Monday, May 14, 2007

Two Immigrants Say US Agents Drugged Them


By Rob Schmitz
NPR

Sunday 13 May 2007

In Los Angeles, the unusual case of two immigrants whose deportations were botched by U.S. immigration officials has allowed a rare glimpse into internal proceedings within the Department of Homeland Security.

The men say that U.S. immigration officials drugged them in order to ease their removal from the country — but airline officials ultimately put a stop to the deportations.

Both immigrants are back in Los Angeles, appealing their deportations. And they've now obtained government medical records that seem to confirm their accounts.

One of the men, Raymond Soeoth, is a Christian minister from Indonesia who came to the United States in 1999 to flee religious persecution. But on Dec. 7, 2004, immigration agents told him he was going to be deported.

Soeoth says that an agent asked him if he needed medication to relax him for the trip. He replied that he did not. But a few hours later, says Soeoth, several agents came into his cell. One of them, he says, was a medic. He was holding a syringe.

"Two officers grabbed my legs, two officers grabbed my hands. Then they opened my pants. And then I said, 'Why are you guys doing this to me?' and I was crying and crying, and I said 'Why? I'm not animal.'"

Soeoth says the medic injected him in the buttocks. He says he lost consciousness on the way to the airport. The deportation was eventually cancelled because agents failed to notify airline security.

According to U.S. Immigration and Customs Enforcement medical records, Soeth was injected with Haldol, a very powerful sedative.

In Soeoth's case, his government medical records say a physician prescribed Haldol because Soeoth threatened to kill himself if he was deported.

Soeoth denies that he said this; there is no documentation in his medical records of any other suicide threats, or any history of mental illness.

U.S. Immigration and Customs Enforcement spokesman Mark Raimondi says sedation is sometimes necessary, but that he cannot talk about Soeoth's specific case.

Still, Raimondi says that before drugs were administered, "First there would be an attempt to do verbal counseling to get the detainee to comply and calm down. If that failed, the attempt would be to do physical constraints.
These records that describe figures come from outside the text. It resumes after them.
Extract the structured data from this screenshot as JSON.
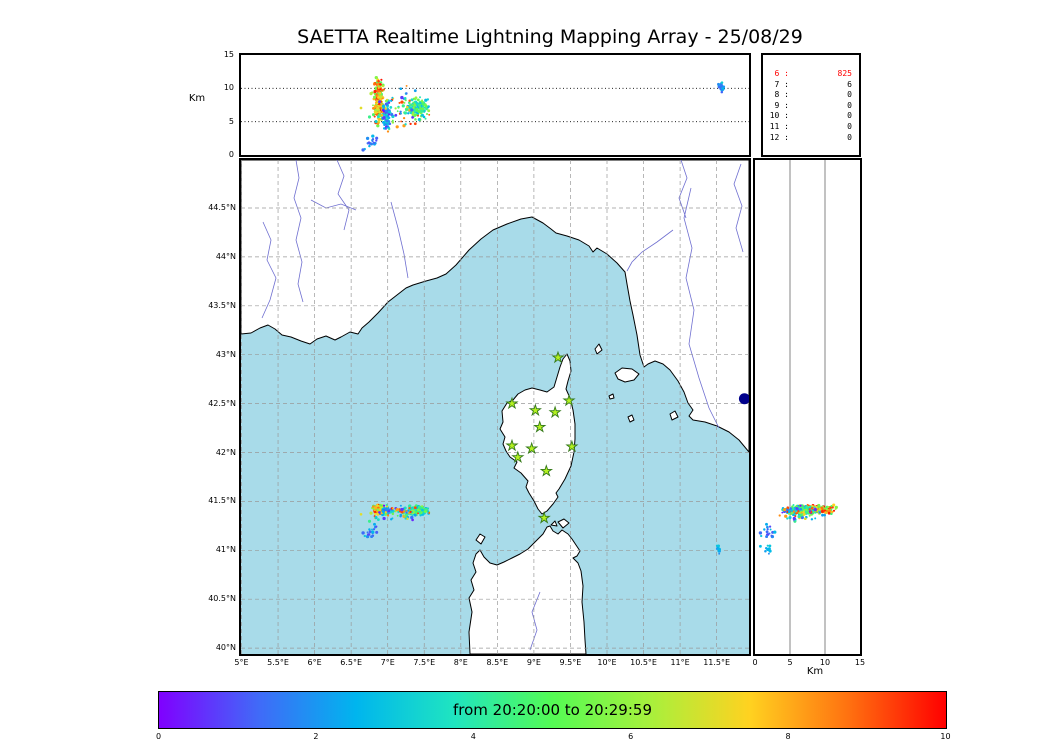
{
  "title": "SAETTA Realtime Lightning Mapping Array - 25/08/29",
  "colors": {
    "sea": "#a8dbe9",
    "land": "#ffffff",
    "coast": "#000000",
    "river": "#6f6fd0",
    "grid": "#999999",
    "star_fill": "#b5f220",
    "star_stroke": "#357a1a",
    "highlight_red": "#ff0000",
    "large_event": "#00008b"
  },
  "altitude_panel": {
    "ylabel": "Km",
    "yticks": [
      "15",
      "10",
      "5",
      "0"
    ],
    "ytick_values": [
      15,
      10,
      5,
      0
    ],
    "grid_values": [
      10,
      5
    ]
  },
  "stats": {
    "rows": [
      {
        "label": "6 :",
        "value": "825",
        "color": "#ff0000"
      },
      {
        "label": "7 :",
        "value": "6"
      },
      {
        "label": "8 :",
        "value": "0"
      },
      {
        "label": "9 :",
        "value": "0"
      },
      {
        "label": "10 :",
        "value": "0"
      },
      {
        "label": "11 :",
        "value": "0"
      },
      {
        "label": "12 :",
        "value": "0"
      }
    ]
  },
  "map": {
    "lat_ticks": [
      "44.5°N",
      "44°N",
      "43.5°N",
      "43°N",
      "42.5°N",
      "42°N",
      "41.5°N",
      "41°N",
      "40.5°N",
      "40°N"
    ],
    "lon_ticks": [
      "5°E",
      "5.5°E",
      "6°E",
      "6.5°E",
      "7°E",
      "7.5°E",
      "8°E",
      "8.5°E",
      "9°E",
      "9.5°E",
      "10°E",
      "10.5°E",
      "11°E",
      "11.5°E"
    ]
  },
  "lat_panel": {
    "xlabel": "Km",
    "xticks": [
      "0",
      "5",
      "10",
      "15"
    ],
    "xtick_values": [
      0,
      5,
      10,
      15
    ],
    "grid_values": [
      5,
      10
    ]
  },
  "colorbar": {
    "label": "from 20:20:00 to 20:29:59",
    "ticks": [
      "0",
      "2",
      "4",
      "6",
      "8",
      "10"
    ]
  },
  "chart_data": {
    "type": "scatter",
    "title": "SAETTA Realtime Lightning Mapping Array - 25/08/29",
    "date": "25/08/29",
    "time_window": {
      "from": "20:20:00",
      "to": "20:29:59"
    },
    "panels": {
      "top": {
        "x": "longitude_deg_E",
        "x_range": [
          5,
          11.94
        ],
        "y": "altitude_km",
        "y_range": [
          0,
          15
        ]
      },
      "map": {
        "x": "longitude_deg_E",
        "x_range": [
          5,
          11.94
        ],
        "y": "latitude_deg_N",
        "y_range": [
          39.94,
          44.99
        ]
      },
      "right": {
        "x": "altitude_km",
        "x_range": [
          0,
          15
        ],
        "y": "latitude_deg_N",
        "y_range": [
          39.94,
          44.99
        ]
      }
    },
    "colorbar_range": [
      0,
      10
    ],
    "palette": [
      "#8000ff",
      "#4169f8",
      "#00b5ee",
      "#1fe5c0",
      "#54fb54",
      "#a8f03c",
      "#ffd220",
      "#ff7210",
      "#ff0000"
    ],
    "station_counts": [
      [
        "6",
        825
      ],
      [
        "7",
        6
      ],
      [
        "8",
        0
      ],
      [
        "9",
        0
      ],
      [
        "10",
        0
      ],
      [
        "11",
        0
      ],
      [
        "12",
        0
      ]
    ],
    "stations_lonlat": [
      [
        9.33,
        42.97
      ],
      [
        8.7,
        42.5
      ],
      [
        9.02,
        42.43
      ],
      [
        9.29,
        42.41
      ],
      [
        9.48,
        42.53
      ],
      [
        9.08,
        42.26
      ],
      [
        8.7,
        42.07
      ],
      [
        8.97,
        42.04
      ],
      [
        9.52,
        42.06
      ],
      [
        9.17,
        41.81
      ],
      [
        8.78,
        41.95
      ],
      [
        9.14,
        41.33
      ]
    ],
    "storm_blobs": [
      {
        "name": "west-core-late",
        "lon": 6.88,
        "dlon": 0.1,
        "lat": 41.42,
        "dlat": 0.055,
        "alt": 8.3,
        "dalt": 4.3,
        "n": 240,
        "t": [
          0.45,
          1.0
        ]
      },
      {
        "name": "west-core-early",
        "lon": 6.98,
        "dlon": 0.07,
        "lat": 41.4,
        "dlat": 0.05,
        "alt": 6.0,
        "dalt": 3.0,
        "n": 80,
        "t": [
          0.0,
          0.45
        ]
      },
      {
        "name": "east-lobe",
        "lon": 7.42,
        "dlon": 0.2,
        "lat": 41.41,
        "dlat": 0.06,
        "alt": 7.0,
        "dalt": 2.2,
        "n": 150,
        "t": [
          0.25,
          0.62
        ]
      },
      {
        "name": "wide-scatter",
        "lon": 7.1,
        "dlon": 0.55,
        "lat": 41.38,
        "dlat": 0.14,
        "alt": 7.0,
        "dalt": 4.5,
        "n": 70,
        "t": [
          0.0,
          1.0
        ]
      },
      {
        "name": "low-tail",
        "lon": 6.78,
        "dlon": 0.16,
        "lat": 41.18,
        "dlat": 0.1,
        "alt": 2.0,
        "dalt": 1.6,
        "n": 18,
        "t": [
          0.08,
          0.3
        ]
      },
      {
        "name": "ne-cell",
        "lon": 11.56,
        "dlon": 0.05,
        "lat": 42.55,
        "dlat": 0.04,
        "alt": 10.2,
        "dalt": 1.1,
        "n": 28,
        "t": [
          0.12,
          0.32
        ],
        "views": [
          "top"
        ]
      },
      {
        "name": "se-sparse",
        "lon": 11.52,
        "dlon": 0.05,
        "lat": 41.02,
        "dlat": 0.09,
        "alt": 1.6,
        "dalt": 1.2,
        "n": 10,
        "t": [
          0.15,
          0.35
        ],
        "views": [
          "map",
          "right"
        ]
      }
    ],
    "large_event": {
      "lon": 11.88,
      "lat": 42.55,
      "color": "#00008b",
      "radius": 5.5
    }
  }
}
If that failed, then, as a last resort, a sedative could be administered."

Raimondi says forcefully injecting a detainee with a sedative would only occur in extraordinary circumstances.
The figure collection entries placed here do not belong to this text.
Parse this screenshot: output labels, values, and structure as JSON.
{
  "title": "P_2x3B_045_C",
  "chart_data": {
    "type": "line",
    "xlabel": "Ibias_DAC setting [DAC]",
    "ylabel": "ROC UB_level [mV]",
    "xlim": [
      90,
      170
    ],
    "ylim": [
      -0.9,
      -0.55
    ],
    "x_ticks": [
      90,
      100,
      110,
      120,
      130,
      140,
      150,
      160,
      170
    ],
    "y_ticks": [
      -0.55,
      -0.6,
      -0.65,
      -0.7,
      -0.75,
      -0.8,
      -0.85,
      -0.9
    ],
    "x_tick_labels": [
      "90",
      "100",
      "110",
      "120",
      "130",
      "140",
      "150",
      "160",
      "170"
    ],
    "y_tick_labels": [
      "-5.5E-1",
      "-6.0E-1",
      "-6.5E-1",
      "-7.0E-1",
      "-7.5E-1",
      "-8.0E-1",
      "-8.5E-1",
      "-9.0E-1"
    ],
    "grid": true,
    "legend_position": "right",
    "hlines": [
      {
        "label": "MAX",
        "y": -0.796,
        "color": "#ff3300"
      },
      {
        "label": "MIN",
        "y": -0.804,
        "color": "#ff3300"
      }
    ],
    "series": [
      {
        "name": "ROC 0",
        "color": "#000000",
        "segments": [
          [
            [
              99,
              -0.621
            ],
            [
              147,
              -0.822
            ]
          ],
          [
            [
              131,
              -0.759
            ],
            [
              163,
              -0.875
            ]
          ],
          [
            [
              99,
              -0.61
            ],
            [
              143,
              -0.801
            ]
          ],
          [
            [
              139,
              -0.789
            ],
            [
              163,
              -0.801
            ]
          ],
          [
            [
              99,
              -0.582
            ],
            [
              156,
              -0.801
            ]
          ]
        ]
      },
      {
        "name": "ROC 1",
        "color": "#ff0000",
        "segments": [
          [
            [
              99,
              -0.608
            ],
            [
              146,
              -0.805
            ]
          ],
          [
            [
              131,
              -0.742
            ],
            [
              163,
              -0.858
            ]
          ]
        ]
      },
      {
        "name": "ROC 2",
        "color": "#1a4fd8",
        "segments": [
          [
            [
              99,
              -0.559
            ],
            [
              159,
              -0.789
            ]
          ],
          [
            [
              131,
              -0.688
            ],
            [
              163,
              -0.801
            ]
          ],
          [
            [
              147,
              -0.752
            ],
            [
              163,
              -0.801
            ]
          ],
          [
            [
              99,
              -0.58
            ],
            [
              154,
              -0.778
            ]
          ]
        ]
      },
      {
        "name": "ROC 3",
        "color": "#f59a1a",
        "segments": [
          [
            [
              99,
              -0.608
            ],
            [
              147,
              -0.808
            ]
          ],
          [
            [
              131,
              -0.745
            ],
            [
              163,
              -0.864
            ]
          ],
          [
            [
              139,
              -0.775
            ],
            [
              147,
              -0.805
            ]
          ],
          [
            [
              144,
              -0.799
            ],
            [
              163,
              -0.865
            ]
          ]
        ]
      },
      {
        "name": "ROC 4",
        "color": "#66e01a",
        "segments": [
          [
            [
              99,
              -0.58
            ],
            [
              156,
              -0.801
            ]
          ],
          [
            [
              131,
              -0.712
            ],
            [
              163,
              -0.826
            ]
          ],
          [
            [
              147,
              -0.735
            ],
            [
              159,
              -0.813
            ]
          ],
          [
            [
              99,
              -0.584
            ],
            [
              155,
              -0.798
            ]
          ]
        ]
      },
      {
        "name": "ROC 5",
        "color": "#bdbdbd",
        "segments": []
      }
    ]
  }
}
That appeared to be the case in February of 2006, when immigration agents told Senegalese immigrant Amadou Diouf that he was going to be deported. A federal court had given Diouf a stay of deportation, but agents brought him to the airport anyway.

On the plane, Diouf asked to speak to the pilot. He says this angered his government-appointed medical escort, who tried to force Diouf into the plane's lavatory.
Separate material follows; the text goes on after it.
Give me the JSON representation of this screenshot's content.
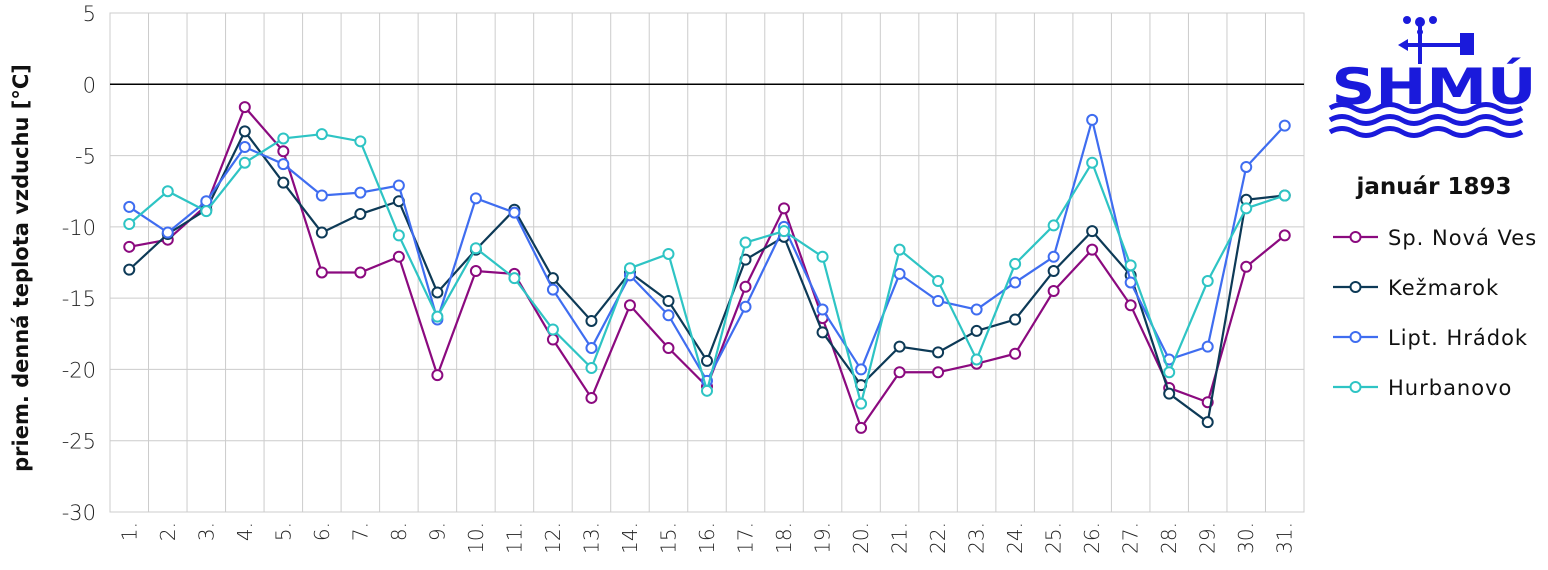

"He took the bag out, and he took the syringe," Diouf said. "At that point I knew that, you know, they're going to sedate me. Next thing you know, I refused to get inside the lavatory anyway, and I was pushed to the back and wrestled to the ground."

Diouf says agents injected him with a drug, and then they were kicked off the plane. He says his legs were so numb that on the way out, he fell down the plane's stairs onto the tarmac. Diouf's medical records confirm that he was given medication. It does not list the type of medication.

The American Civil Liberties Union lawyer who is representing both Soeoth and Diouf says his organization is investigating whether to file a lawsuit against the Department of Homeland Security.


Rob Schmitz reports from member station KQED.